Cannady, a native of Mishawaka, Ind., has discussed the incident in interviews with the South Bend Tribune and Indianapolis Star: He was stressed, he tried marijuana, he argued with other customers at the convenience store, and it ended badly. His legal case was resolved in March with a conditional discharge that included 20 hours of community service. That was a few weeks after Cannady had decided to take a leave of absence from the University.

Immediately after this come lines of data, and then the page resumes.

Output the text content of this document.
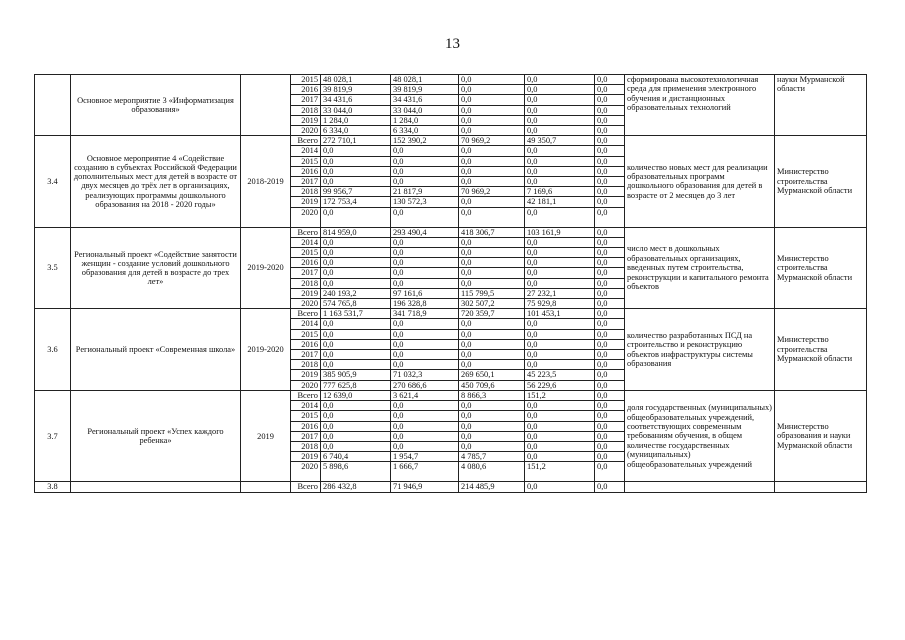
13
	Основное мероприятие 3 «Информатизация образования»		2015	48 028,1	48 028,1	0,0	0,0	0,0	сформирована высокотехнологичная среда для применения электронного обучения и дистанционных образовательных технологий	науки Мурманской области
			2016	39 819,9	39 819,9	0,0	0,0	0,0		
			2017	34 431,6	34 431,6	0,0	0,0	0,0		
			2018	33 044,0	33 044,0	0,0	0,0	0,0		
			2019	1 284,0	1 284,0	0,0	0,0	0,0		
			2020	6 334,0	6 334,0	0,0	0,0	0,0		
3.4	Основное мероприятие 4 «Содействие созданию в субъектах Российской Федерации дополнительных мест для детей в возрасте от двух месяцев до трёх лет в организациях, реализующих программы дошкольного образования на 2018 - 2020 годы»	2018-2019	Всего	272 710,1	152 390,2	70 969,2	49 350,7	0,0	количество новых мест для реализации образовательных программ дошкольного образования для детей в возрасте от 2 месяцев до 3 лет	Министерство строительства Мурманской области
			2014	0,0	0,0	0,0	0,0	0,0		
			2015	0,0	0,0	0,0	0,0	0,0		
			2016	0,0	0,0	0,0	0,0	0,0		
			2017	0,0	0,0	0,0	0,0	0,0		
			2018	99 956,7	21 817,9	70 969,2	7 169,6	0,0		
			2019	172 753,4	130 572,3	0,0	42 181,1	0,0		
			2020	0,0	0,0	0,0	0,0	0,0		
3.5	Региональный проект «Содействие занятости женщин - создание условий дошкольного образования для детей в возрасте до трех лет»	2019-2020	Всего	814 959,0	293 490,4	418 306,7	103 161,9	0,0	число мест в дошкольных образовательных организациях, введенных путем строительства, реконструкции и капитального ремонта объектов	Министерство строительства Мурманской области
			2014	0,0	0,0	0,0	0,0	0,0		
			2015	0,0	0,0	0,0	0,0	0,0		
			2016	0,0	0,0	0,0	0,0	0,0		
			2017	0,0	0,0	0,0	0,0	0,0		
			2018	0,0	0,0	0,0	0,0	0,0		
			2019	240 193,2	97 161,6	115 799,5	27 232,1	0,0		
			2020	574 765,8	196 328,8	302 507,2	75 929,8	0,0		
3.6	Региональный проект «Современная школа»	2019-2020	Всего	1 163 531,7	341 718,9	720 359,7	101 453,1	0,0	количество разработанных ПСД на строительство и реконструкцию объектов инфраструктуры системы образования	Министерство строительства Мурманской области
			2014	0,0	0,0	0,0	0,0	0,0		
			2015	0,0	0,0	0,0	0,0	0,0		
			2016	0,0	0,0	0,0	0,0	0,0		
			2017	0,0	0,0	0,0	0,0	0,0		
			2018	0,0	0,0	0,0	0,0	0,0		
			2019	385 905,9	71 032,3	269 650,1	45 223,5	0,0		
			2020	777 625,8	270 686,6	450 709,6	56 229,6	0,0		
3.7	Региональный проект «Успех каждого ребенка»	2019	Всего	12 639,0	3 621,4	8 866,3	151,2	0,0	доля государственных (муниципальных) общеобразовательных учреждений, соответствующих современным требованиям обучения, в общем количестве государственных (муниципальных) общеобразовательных учреждений	Министерство образования и науки Мурманской области
			2014	0,0	0,0	0,0	0,0	0,0		
			2015	0,0	0,0	0,0	0,0	0,0		
			2016	0,0	0,0	0,0	0,0	0,0		
			2017	0,0	0,0	0,0	0,0	0,0		
			2018	0,0	0,0	0,0	0,0	0,0		
			2019	6 740,4	1 954,7	4 785,7	0,0	0,0		
			2020	5 898,6	1 666,7	4 080,6	151,2	0,0		
3.8			Всего	286 432,8	71 946,9	214 485,9	0,0	0,0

The heavy lifting was still to come.
“Ultimately, it came down to checking in with myself physically, mentally, and spiritually,” Cannady told PAW. “[Leaving Princeton] was one of the toughest decisions I’ve had to make but ultimately one of the best decisions I’ve made.”
At home in Indiana, Cannady didn’t touch a basketball for two and half months. He started therapy and confronted the things that had led to that night in January — feelings that he said many Princeton athletes experience: “stress, anxiety, depression, that feeling that the weight of the world is on your shoulders.”
“I came to Princeton to get my degree and to be in the NBA,” Cannady said. “At the time, I didn’t think either of those things were going to be an option.”
But with a fresh mindset and a greater awareness of how to seek help when he needs it, Cannady said, he is “back on that journey.” This fall, he’s completing his senior thesis and his final two Princeton courses, with plans to graduate in the Class of 2020. And since late October, he has been playing with the Long Island Nets, the affiliate of the Brooklyn Nets in the NBA’s developmental G League.
In his pro debut Nov. 9, Cannady scored a team-high 23 points, including six free throws that clinched the game in the final 30 seconds, as the Nets topped the Fort Wayne Mad Ants, 121-117.
G League teams play a 50-game season from November through March — nearly twice as many games as college teams in roughly the same amount of time. Though the league is just one rung below the NBA, its pay scale is a world away from the multi-million-dollar salaries seen at the sport’s top level: In 2018–19, G League players made a base salary of $35,000 for the full season. (Cannady signed with the Brooklyn Nets during training camp, and the terms of his deal as an NBA assignment player include a $50,000 bonus.) But the opportunity for promotion is real. More than 40 percent of players on the NBA’s opening-day rosters this year spent time playing in the G League.
Princeton hasn’t seen an alumnus in the NBA since Steve Goodrich ’98 played nine games for the New Jersey Nets in 2002, and Cannady is determined to end that drought. “I’m proud to be a Princetonian doing this,” he said.
For the Record
This article was updated to clarify Cannady’s status as an NBA assignment player for the Brooklyn Nets.